大学帰りの御堂筋線、まもなく電車が参りますのアナウンスに続いてホームに電車が到着する、ドアが開いて、みんな知らない人たちがそこから出てきて、ホームでそれまで待っていた人たちが足を進めて入っていって、わたしもそこに続いていくはずが踵を返して、やたらと地上までが遠い駅の階段を登って、そこを出てすぐのコンビニに入ってしまう。おなかがすいたから。あのまま御堂筋線に乗っていればあと三十分もしないうちに家に帰れたはずなんだけど、たかだか三十分後とは言え、未来の話より目先の飢餓感に足をすくわれてしまう。精一杯、脚が細く見えるように、12センチヒールのサンダルを履いた足を。コンビニに入って、できるだけ客とも店員とも誰とも目を合わせないようにして商品を物色する。あまい、あまいもの。菓子コーナーをさっと見てから、パンコーナーに移る。もちろん菓子パンだ。中にチョコレートバーが入ったクロワッサンか、シュガーフレンチトーストかどっちかかなと幾秒迷って、結局両方の袋をつかんでレジのお兄さんに差し出す。名前の下に店長と書かれた名札をつけてハッピみたいなユニフォームを着ている店員に手づたいでお釣りを渡されて、こんな砂糖炭水化物と砂糖炭水化物のブタの食べ物を二つも買った女の手に手で触れるなんて、それがしっかりと異性の人間に目撃されているんだぞという辱めを与えられたということであり、大したことではないにせよ軽い恥じらいを植えつけられたわたしは、小銭をさっさと財布にしまってコンビニを出ようとしたのに。
「あー、あの、昨日までファミマくじやってたんすけど、くじが余っちゃって。よかったら、くじ、引かれていきます?」
そういう戯れは、わたしがさぞかし人間ですみたいな顔して、いろはすとか買ってるときに言えよ。っていうか、それ、いいのかよ、駄目だろ。わたしはお前の友達じゃねえんだぞ、サークルノリか何かかクソがとケチをつけながら、店員の顔を見ると、思ったよりクソ若者じゃなくて普通にわたしより年上な、二十代後半っぽくて、お前なんでコンビニの店長なんかやってんだよ、普通に大卒気弱営業マンみたいな顔してんのに、とさらりと他人を見下す思考が浮かんだまでが瞬間だった。
「あー、えー、いいんですか」
「どうせ余ってもったいないですから」
「え、じゃあ、ありがとうございます」
手を入れるところが台所の流しにあるビロビロに切り込みを入れられたゴムの黒いやつみたいになった箱に手を入れ、言われるがまま紙を引いていく。はずれ。はずれ。栄養ドリンク。なんで。よりによって栄養ドリンクが当たる。それを引いて次にすべき自分の適切な行動が分からなくて、一拍、沈黙のクーラーに肌を撫でられた。
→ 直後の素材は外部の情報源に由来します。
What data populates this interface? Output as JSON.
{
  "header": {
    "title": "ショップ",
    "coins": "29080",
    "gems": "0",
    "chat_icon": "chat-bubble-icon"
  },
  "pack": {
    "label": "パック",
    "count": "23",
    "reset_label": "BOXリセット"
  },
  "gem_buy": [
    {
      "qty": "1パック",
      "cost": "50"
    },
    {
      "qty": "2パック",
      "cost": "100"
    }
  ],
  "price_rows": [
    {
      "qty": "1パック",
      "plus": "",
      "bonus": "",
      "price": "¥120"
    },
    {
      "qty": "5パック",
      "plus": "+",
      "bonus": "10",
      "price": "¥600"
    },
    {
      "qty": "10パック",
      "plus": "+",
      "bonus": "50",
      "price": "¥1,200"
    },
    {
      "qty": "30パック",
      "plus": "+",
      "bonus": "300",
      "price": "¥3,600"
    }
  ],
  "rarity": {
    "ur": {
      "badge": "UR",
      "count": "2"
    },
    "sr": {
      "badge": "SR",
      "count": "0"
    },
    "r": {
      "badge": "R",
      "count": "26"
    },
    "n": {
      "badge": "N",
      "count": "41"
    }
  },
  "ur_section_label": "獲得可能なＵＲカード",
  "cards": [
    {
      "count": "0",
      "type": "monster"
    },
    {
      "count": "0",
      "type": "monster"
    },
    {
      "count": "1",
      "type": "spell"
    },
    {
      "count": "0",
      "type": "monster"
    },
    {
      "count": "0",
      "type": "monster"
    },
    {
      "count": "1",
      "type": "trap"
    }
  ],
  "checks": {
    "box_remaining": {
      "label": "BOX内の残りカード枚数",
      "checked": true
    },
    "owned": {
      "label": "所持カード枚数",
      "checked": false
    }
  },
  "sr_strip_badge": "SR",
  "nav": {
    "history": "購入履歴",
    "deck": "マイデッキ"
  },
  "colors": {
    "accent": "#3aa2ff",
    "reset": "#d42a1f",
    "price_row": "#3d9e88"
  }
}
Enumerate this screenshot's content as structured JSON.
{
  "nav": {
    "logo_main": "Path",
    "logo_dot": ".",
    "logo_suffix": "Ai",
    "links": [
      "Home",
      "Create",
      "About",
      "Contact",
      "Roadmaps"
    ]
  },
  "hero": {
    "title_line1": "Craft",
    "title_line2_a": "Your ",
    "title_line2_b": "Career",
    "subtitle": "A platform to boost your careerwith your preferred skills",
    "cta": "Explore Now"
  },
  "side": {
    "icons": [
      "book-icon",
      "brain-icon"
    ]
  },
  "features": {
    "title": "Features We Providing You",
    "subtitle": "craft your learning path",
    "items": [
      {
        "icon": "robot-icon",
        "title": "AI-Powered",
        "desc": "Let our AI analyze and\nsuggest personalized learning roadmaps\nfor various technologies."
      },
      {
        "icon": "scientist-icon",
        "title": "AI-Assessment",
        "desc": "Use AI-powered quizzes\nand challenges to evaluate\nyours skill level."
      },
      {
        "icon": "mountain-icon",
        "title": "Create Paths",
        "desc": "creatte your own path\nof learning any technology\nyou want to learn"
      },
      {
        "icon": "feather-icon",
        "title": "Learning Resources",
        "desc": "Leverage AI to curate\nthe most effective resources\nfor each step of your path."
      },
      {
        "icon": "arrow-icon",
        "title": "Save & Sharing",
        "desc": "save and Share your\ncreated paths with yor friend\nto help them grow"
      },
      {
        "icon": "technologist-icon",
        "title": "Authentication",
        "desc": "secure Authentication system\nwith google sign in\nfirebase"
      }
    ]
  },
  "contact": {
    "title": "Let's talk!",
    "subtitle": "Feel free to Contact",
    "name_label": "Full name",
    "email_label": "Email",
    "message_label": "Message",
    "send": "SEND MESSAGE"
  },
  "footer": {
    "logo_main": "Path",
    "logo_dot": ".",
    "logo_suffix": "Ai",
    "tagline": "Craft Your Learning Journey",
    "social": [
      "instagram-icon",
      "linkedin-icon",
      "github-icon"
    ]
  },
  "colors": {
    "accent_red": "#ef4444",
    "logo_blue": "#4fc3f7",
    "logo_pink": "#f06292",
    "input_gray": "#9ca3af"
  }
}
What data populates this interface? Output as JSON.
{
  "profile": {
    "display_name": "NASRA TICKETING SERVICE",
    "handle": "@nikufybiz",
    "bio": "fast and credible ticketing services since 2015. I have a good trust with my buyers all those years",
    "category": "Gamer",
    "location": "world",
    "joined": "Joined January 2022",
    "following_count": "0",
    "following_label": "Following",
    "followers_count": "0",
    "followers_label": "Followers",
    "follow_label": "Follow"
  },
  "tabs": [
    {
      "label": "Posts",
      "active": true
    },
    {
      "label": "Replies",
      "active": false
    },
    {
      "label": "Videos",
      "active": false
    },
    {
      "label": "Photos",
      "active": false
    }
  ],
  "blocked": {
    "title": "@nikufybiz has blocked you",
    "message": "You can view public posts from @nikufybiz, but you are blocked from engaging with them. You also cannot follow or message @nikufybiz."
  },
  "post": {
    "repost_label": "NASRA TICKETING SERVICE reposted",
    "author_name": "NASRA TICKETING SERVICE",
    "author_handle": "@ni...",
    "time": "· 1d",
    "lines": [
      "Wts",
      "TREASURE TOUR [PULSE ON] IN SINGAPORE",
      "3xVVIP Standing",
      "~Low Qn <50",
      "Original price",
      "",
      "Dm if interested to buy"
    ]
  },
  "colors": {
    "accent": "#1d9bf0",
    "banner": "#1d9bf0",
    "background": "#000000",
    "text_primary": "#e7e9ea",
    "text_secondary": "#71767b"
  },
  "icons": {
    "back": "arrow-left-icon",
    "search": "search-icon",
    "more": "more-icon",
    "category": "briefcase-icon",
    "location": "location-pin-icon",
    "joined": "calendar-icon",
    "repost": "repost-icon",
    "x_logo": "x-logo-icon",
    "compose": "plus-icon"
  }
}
「あ、え、これ、棚に取りに行って、頂いていいんですか?」
「あっ、いやっ、取ってきますね!」
別に、栄養いらない。わたしはただただおなかがすいているだけ。圧倒的飢餓感があるだけ。心がとても空っぽでおなかがすいていて、そこに詰められる食べ物をブタのように求めてしまうけど、栄養なんか摂っちゃだめなんだよ。栄養とか野菜とか魚とか、真面目に生を求めている人のようなものを口に入れてしまうのはだめだろう。わたしはもっと汚いもの、安くて生産者の心が込められていないもの、誰の優しさも思いやりも入っていない人工的な大量生産物を口にして、もっとそうしたもので自分を詰めて、満たして、殺さなくては。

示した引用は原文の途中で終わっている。